Samael

Inicio / de Misterio / Samael

Samael

Por: Estela Escolar Serrano

Era una fría tarde de invierno. La nieve caía mientras el viento golpeaba las ventanas de mi salón. Desde allí se oía gritar de alegría a los niños de mi barrio. Normal, era fin de semana, ¿cómo no iban a salir a la calle y jugar con la esponjosa nieve que cubría las aceras y los jardines? Por un momento pensé en salir y unirme a ellos, pero deseché la idea rápidamente. No quería arriesgarme a caer enferma, ya que eso podía afectar a mi bebé. No quería perderlo y menos aún cuando faltaba poco para su nacimiento. Decidí entonces tumbarme en el sofá, tapada con una manta y leyendo un libro. Al poco tiempo me quedé dormida, o eso supongo, porque no recuerdo nada durante un periodo de un par de horas.

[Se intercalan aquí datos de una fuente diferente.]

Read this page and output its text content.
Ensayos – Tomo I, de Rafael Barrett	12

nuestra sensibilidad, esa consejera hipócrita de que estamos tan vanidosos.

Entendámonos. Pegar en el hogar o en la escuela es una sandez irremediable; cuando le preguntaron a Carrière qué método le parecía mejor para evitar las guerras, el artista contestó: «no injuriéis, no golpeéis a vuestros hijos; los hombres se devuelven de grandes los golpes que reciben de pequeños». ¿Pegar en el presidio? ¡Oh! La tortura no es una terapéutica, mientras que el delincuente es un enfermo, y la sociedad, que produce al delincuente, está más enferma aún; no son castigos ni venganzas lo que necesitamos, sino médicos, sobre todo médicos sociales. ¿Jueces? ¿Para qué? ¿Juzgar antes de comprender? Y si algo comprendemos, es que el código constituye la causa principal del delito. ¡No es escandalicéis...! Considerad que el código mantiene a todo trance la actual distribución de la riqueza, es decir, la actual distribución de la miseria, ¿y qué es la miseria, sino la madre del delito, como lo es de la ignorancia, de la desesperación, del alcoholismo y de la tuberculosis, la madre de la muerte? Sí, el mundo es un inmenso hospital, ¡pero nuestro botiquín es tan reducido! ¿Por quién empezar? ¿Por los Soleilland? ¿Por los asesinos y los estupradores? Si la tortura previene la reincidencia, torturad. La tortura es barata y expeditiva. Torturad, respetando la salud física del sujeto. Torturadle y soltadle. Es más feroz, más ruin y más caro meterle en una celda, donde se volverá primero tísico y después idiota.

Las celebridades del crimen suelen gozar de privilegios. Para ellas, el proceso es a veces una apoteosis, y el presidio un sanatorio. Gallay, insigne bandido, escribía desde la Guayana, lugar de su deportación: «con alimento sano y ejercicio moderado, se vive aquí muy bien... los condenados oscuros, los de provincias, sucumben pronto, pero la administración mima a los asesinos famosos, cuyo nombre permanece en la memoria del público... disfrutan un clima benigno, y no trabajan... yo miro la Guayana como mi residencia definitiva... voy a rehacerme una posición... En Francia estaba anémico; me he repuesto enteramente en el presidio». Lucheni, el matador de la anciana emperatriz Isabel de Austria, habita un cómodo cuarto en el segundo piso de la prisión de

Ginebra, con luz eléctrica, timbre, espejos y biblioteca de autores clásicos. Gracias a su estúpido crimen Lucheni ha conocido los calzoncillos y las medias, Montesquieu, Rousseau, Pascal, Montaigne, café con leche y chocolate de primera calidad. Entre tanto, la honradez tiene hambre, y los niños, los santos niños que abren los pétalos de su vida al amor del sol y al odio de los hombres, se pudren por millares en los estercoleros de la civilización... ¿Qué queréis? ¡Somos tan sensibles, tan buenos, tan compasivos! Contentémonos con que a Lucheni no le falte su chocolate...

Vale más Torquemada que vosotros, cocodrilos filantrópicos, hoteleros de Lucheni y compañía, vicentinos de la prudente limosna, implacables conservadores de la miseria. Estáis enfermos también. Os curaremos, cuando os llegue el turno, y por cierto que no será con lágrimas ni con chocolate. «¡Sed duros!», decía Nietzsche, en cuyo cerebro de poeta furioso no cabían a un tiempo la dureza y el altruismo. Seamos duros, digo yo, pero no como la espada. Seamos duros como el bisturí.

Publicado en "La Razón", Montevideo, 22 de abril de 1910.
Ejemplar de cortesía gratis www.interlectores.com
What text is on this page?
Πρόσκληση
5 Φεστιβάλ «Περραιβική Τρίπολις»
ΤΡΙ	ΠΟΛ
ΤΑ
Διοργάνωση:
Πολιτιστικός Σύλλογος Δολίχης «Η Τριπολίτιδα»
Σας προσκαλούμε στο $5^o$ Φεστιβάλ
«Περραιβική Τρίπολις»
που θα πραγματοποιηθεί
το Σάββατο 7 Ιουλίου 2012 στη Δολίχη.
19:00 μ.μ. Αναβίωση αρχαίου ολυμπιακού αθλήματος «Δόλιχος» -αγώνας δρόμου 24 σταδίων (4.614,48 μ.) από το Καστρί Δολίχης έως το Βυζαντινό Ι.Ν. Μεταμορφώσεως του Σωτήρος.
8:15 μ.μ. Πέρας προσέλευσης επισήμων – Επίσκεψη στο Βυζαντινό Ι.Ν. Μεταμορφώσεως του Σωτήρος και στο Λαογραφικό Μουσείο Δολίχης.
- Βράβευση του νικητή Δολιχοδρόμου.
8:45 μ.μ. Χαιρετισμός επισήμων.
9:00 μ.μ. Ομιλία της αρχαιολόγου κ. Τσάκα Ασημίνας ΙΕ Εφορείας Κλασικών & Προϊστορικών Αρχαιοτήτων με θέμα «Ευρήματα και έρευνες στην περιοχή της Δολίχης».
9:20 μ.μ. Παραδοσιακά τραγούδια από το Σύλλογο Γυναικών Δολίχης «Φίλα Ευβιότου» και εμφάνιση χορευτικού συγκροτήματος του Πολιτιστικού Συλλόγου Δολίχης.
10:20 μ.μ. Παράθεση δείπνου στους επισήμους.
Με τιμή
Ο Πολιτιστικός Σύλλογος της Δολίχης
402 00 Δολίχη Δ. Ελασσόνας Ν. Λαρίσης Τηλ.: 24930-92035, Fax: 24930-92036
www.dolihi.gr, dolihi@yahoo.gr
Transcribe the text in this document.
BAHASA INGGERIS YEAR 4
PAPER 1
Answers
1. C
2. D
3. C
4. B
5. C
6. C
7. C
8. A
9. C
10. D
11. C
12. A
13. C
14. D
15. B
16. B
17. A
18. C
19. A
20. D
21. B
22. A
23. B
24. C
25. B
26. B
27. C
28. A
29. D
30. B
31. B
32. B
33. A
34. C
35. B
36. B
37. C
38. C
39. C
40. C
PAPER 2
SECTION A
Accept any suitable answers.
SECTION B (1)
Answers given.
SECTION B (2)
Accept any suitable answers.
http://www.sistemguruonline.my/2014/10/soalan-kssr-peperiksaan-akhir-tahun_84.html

Cuando desperté, me sorprendió no escuchar nada, ni los gritos de los niños de antes, ni los coches. Nada. Ni siquiera al perro del vecino –ese tan pesado que ladra hasta cuando ve una mosca-. Pensé que era un poco extraño, pero no sé, a lo mejor simplemente hacía frío y habían decidido irse todos a casa. Como seguía agotada pensé en acostarme.

A la mañana siguiente me avisó mi alarma de que ya era hora de volver a la normalidad. Esa noche apenas dormí. El bebé estaba más inquieto de lo habitual. Me levanté y, tras pegarme una buena ducha, me asomé al balcón para despedir a los hijos de mis vecinos. Todas las mañanas de diario pasa el autobús escolar a recogerles y yo siempre les deseo que pasen un buen día. Pero para mi sorpresa, nada ocurrió. Ni el autobús pasó ni los niños salieron. Me extrañó muchísimo, pero pensé que a lo mejor tenían día libre por algo.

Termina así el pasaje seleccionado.